IntentFlow: Investigating Fluid Dynamics of Intent Communication in Generative AI
Yoonsu Kim, Kihoon Son, Seoyoung Kim, Brandon Chin, Juho Kim
TL;DR
This work identifies four core aspects of intent communication in human–GenAI interaction—articulation, exploration, management, and synchronization—through a systematic literature review of 46 papers. It then operationalizes these insights in IntentFlow, a research probe that integrates all four aspects within a writing-task workflow to study how users articulate evolving intents, explore variations, synchronize with outputs, and manage intent configurations over time. A within-subject user study (N=12) shows that comprehensive, interconnected support reshapes user behavior toward verification-driven refinement, reduces cognitive workload, and improves perceived control and intent–output alignment compared with conventional chat-based interfaces.

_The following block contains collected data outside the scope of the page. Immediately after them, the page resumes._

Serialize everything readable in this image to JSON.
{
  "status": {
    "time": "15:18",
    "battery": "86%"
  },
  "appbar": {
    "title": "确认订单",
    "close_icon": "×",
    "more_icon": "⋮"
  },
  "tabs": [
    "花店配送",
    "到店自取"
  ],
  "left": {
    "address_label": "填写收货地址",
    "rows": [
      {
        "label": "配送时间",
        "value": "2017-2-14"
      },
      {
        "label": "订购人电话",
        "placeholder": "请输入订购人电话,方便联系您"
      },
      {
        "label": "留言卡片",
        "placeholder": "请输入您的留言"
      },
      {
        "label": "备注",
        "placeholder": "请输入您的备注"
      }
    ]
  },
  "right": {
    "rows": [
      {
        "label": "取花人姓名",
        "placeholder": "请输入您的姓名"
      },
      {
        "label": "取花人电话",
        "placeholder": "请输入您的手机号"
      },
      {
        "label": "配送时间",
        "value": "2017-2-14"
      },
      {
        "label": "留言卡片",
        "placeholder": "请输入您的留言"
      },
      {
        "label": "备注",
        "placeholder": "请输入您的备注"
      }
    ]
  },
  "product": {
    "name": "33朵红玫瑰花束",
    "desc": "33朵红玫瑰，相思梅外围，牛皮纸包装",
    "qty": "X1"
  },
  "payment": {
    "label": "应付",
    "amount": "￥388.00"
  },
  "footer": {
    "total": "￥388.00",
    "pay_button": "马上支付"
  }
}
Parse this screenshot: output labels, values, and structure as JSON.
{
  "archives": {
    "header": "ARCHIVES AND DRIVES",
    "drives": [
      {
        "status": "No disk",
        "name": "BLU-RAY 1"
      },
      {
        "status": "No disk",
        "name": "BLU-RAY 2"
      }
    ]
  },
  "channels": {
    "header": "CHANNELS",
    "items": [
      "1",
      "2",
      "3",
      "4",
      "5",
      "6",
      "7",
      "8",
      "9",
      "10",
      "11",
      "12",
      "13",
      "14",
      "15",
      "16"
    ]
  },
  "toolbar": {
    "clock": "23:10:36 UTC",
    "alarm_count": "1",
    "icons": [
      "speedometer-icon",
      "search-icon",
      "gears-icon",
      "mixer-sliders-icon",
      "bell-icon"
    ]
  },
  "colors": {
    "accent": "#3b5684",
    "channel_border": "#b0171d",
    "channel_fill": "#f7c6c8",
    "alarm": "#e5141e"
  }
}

The findings yield design implications for building generative AI systems that support cyclical, transparent, and reusable intent communication across domains beyond writing, advancing practical, interaction-centered approaches to human–AI collaboration.
Abstract
Generative AI shifts interaction toward intent-based outcome specification, despite user intents being inherently vague, fluid, and evolving. While a growing body of HCI research has proposed diverse interaction techniques to support this process, there is limited understanding of what the key aspects of intent communication are and how they interplay to shape users' workflows. To bridge this gap, we first conduct a systematic literature review of 46 HCI papers and identify four core aspects of intent communication support: intent articulation, exploration, management, and synchronization. To investigate how these aspects interplay in practice, we developed IntentFlow, a research probe that embodies all four aspects for a writing task, and conducted a comparative study (N=12). Our action-level behavioral analysis reveals that comprehensive support enables verification-driven refinement and progressive intent curation, reduces cognitive effort, and improves users' sense of control and understanding of intent-output alignment. We conclude with design implications for building generative AI systems that support intent communication as a dynamic, iterative process.